Permits for December declined 2.8 percent to close at 6.71 euros ($8.59) a metric ton on the ICE Futures Exchange in London. That’s the lowest since July 30. United Nations Certified Emission Reductions for December advanced 3.7 percent to 85 euro cents a ton.
Supplies sold at auction this week will rise to a record 21 million tons, almost double last week, according to Bloomberg New Energy Finance. Carbon permits fell 17 percent last week, the biggest weekly retreat for almost a year.
Allowances may decrease to a five-year low of 5.50 euros a ton this week, Konrad Hanschmidt, an analyst for New Energy Finance in London, said today in an e-mailed note.
“The EU allowance price slide is likely to continue,” he said. “The market should be concerned about record supply volumes outstretching demand.”
Demand for utility hedging of power sales is below 20 million tons a week, Hanschmidt said.
The EU plan to temporarily remove about 900 million tons of supply in the three years starting next year may boost prices by 2015 to fuel-switching levels, which are currently around 45 euros a ton, he said.

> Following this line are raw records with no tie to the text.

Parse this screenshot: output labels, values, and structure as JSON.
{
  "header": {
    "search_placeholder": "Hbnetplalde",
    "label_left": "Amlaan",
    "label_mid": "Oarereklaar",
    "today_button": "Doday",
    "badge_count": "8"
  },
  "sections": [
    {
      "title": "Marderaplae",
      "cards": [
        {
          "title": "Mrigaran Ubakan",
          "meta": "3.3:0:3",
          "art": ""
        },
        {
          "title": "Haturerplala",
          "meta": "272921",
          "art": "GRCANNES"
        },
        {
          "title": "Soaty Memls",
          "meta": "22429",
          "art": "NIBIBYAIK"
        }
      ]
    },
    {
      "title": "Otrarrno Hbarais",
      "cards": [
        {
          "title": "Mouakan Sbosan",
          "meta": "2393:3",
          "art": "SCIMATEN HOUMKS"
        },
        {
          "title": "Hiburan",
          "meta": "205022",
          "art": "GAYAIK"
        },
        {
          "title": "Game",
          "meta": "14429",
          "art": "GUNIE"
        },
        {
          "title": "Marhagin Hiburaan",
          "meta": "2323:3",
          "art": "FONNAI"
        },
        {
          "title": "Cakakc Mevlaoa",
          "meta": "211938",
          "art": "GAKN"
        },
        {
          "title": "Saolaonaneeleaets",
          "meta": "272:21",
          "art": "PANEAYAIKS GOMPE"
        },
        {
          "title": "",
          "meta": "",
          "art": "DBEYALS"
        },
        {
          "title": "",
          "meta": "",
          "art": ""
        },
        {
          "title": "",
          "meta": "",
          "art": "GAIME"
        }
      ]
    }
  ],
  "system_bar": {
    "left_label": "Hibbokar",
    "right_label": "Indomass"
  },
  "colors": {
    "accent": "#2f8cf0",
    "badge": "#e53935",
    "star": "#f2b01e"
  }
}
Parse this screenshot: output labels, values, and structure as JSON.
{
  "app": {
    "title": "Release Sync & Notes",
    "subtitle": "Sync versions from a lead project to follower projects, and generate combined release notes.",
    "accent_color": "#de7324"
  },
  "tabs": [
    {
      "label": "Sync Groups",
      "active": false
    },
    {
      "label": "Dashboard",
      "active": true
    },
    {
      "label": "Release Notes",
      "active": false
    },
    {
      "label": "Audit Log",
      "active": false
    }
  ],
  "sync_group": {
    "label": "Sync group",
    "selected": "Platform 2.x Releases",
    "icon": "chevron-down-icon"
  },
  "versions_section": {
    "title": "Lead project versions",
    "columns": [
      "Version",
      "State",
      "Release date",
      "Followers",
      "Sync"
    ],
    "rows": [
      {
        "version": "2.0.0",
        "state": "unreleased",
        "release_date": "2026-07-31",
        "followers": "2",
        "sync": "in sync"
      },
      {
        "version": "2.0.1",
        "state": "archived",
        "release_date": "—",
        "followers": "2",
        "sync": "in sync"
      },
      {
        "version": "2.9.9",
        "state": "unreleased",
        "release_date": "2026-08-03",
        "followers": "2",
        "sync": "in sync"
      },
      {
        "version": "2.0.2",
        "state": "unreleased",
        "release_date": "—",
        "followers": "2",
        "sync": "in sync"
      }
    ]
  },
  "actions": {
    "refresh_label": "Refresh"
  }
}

Utilities need about double the carbon permits when burning coal instead of cleaner natural gas.
One uncertainty is how the plan will evenly remove supply over 2013 should lawmakers only approve the proposal around August, Hanschmidt said. Such a scenario may cut 300 million tons, or 73 percent, of supply expected for sale in auctions in the final five months of 2013, he said.